Overlooking Features
The only thing worse than adversaries attacking you from elevation is when you can’t immediately access that elevation yourself. The half-a-level rooms of my dungeon were designed to allow for one room to overlook the room below. Open doorways dropping ten feet to the room below are against fantasy-OSHA regulations, though, so I built some fall protection in the form of a nice protruding balcony.
You like the additional architectural touch of raising the balcony up a bit by adding a flight of access steps? Purely unintentional. When I first built the thing, I measured from the tabletop to the floor, forgetting that this balcony would be resting on the floor of the room below – a full 5mm above the tabletop.
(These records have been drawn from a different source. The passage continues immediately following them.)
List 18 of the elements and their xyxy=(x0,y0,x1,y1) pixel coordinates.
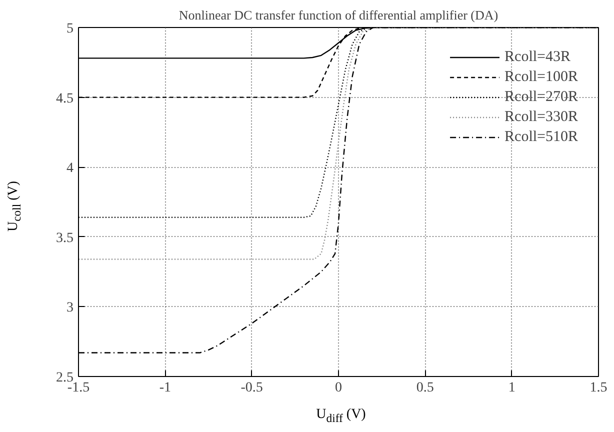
y-tick-label: 5 xyxy=(66,22,74,36)
x-tick-label: -1 xyxy=(159,380,172,396)
chart-title: Nonlinear DC transfer function of differential amplifier (DA) xyxy=(178,8,498,22)
x-tick-label: 0 xyxy=(335,380,342,396)
y-tick-label: 3 xyxy=(66,300,74,316)
x-tick-label: 1.5 xyxy=(590,380,608,396)
y-tick-label: 4 xyxy=(66,161,74,176)
legend-label: Rcoll=330R xyxy=(504,108,578,126)
x-axis-title: U$_{diff}$ (V) xyxy=(315,406,367,427)
x-tick-label: 1 xyxy=(508,380,516,396)
legend-label: Rcoll=510R xyxy=(504,128,578,146)
y-tick-label: 4.5 xyxy=(56,91,74,106)
y-tick-label: 3.5 xyxy=(56,230,74,246)
x-tick-label: 0.5 xyxy=(416,380,434,396)
legend-label: Rcoll=270R xyxy=(504,88,578,106)
legend-label: Rcoll=100R xyxy=(504,68,578,86)
legend-label: Rcoll=43R xyxy=(504,48,570,66)
x-tick-label: -0.5 xyxy=(240,380,263,396)
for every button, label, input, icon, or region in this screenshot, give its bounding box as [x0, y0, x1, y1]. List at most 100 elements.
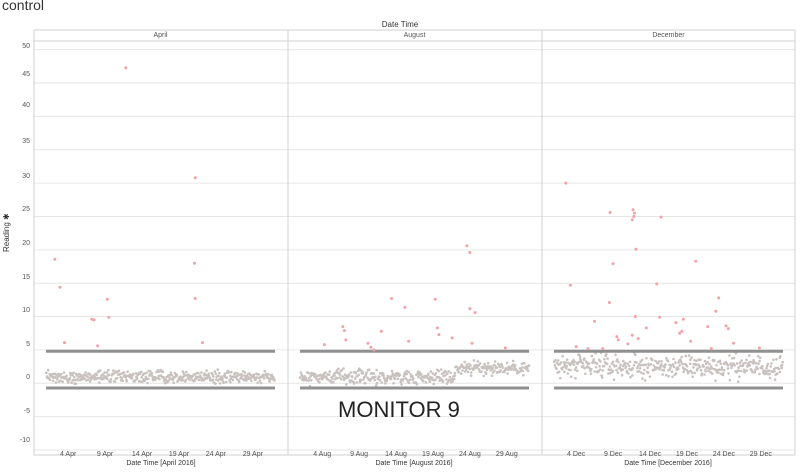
data-point: [703, 359, 707, 363]
data-point: [229, 381, 232, 384]
data-point: [498, 365, 502, 369]
data-point: [581, 361, 585, 365]
data-point: [223, 372, 227, 376]
data-point: [773, 378, 777, 382]
data-point: [338, 376, 341, 379]
data-point: [393, 377, 397, 381]
data-point: [514, 364, 517, 367]
data-point: [622, 359, 625, 363]
data-point: [391, 372, 395, 376]
data-point: [101, 373, 104, 376]
data-point: [469, 364, 472, 367]
data-point: [359, 379, 363, 382]
data-point: [362, 378, 365, 381]
data-point: [664, 373, 668, 377]
data-point: [427, 372, 430, 376]
data-point: [753, 370, 757, 374]
data-point: [553, 363, 557, 367]
data-point: [559, 361, 563, 364]
data-point: [598, 364, 601, 368]
data-point: [775, 358, 778, 361]
data-point: [168, 373, 172, 377]
data-point: [718, 359, 722, 363]
data-point: [587, 362, 591, 365]
data-point: [268, 380, 272, 383]
data-point: [125, 380, 128, 383]
data-point: [752, 358, 755, 362]
data-point: [109, 377, 113, 381]
data-point: [375, 381, 379, 385]
data-point: [770, 362, 773, 365]
outlier-point: [732, 341, 735, 345]
data-point: [213, 370, 217, 373]
data-point: [719, 372, 723, 376]
data-point: [183, 374, 187, 377]
data-point: [197, 378, 201, 382]
data-point: [48, 378, 52, 382]
data-point: [700, 372, 704, 375]
data-point: [432, 382, 436, 386]
data-point: [764, 369, 767, 373]
data-point: [324, 371, 327, 374]
data-point: [561, 354, 564, 358]
data-point: [685, 364, 689, 368]
data-point: [742, 362, 745, 365]
data-point: [50, 372, 54, 376]
data-point: [151, 378, 155, 382]
data-point: [408, 378, 412, 382]
data-point: [172, 381, 175, 385]
data-point: [656, 362, 660, 365]
data-point: [112, 369, 115, 372]
data-point: [229, 374, 232, 378]
outlier-point: [607, 301, 611, 304]
data-point: [389, 377, 393, 381]
data-point: [674, 361, 677, 364]
data-point: [453, 371, 457, 375]
y-tick-label: 20: [22, 240, 30, 247]
data-point: [495, 366, 499, 369]
data-point: [444, 370, 448, 373]
data-point: [122, 371, 126, 374]
data-point: [79, 373, 83, 377]
data-point: [680, 355, 683, 359]
data-point: [368, 379, 372, 383]
data-point: [207, 374, 211, 378]
data-point: [761, 365, 764, 368]
data-point: [214, 382, 217, 385]
data-point: [333, 374, 336, 377]
data-point: [681, 362, 684, 366]
data-point: [62, 371, 66, 374]
data-point: [689, 369, 693, 373]
data-point: [554, 359, 557, 362]
data-point: [272, 375, 275, 379]
data-point: [381, 372, 385, 376]
data-point: [748, 354, 751, 357]
data-point: [646, 371, 650, 375]
data-point: [72, 375, 76, 379]
data-point: [400, 383, 403, 386]
data-point: [500, 364, 504, 367]
data-point: [713, 358, 716, 362]
data-point: [411, 374, 414, 378]
data-point: [738, 361, 742, 365]
data-point: [230, 370, 233, 374]
data-point: [398, 373, 402, 377]
data-point: [478, 362, 482, 365]
data-point: [735, 362, 739, 365]
data-point: [167, 379, 170, 382]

Rather than cutting the supports, which would have meant the balcony was just 5mm above the floor, I added the steps to give it a little more vertical difference.
The difference in thickness of the rooms is only 5mm, so that extra 5mm still leaves the balcony only 10mm above floor height. About shoulder height compared to the standard miniature. Just as the scaling of the furniture and the whole dungeon is a little off, I figure the vertical scaling is off by a factor of two as well. That balcony should be considered 10 feet off the ground. In true scale that would be two to three inches. Highly impractical given the limitations of the one box.
The railing height is pretty good though. Should meet fantasy-OSHA standards of 39 to 42 inches above the ground surface. (Guess who wears the safety hat as part of his day job.)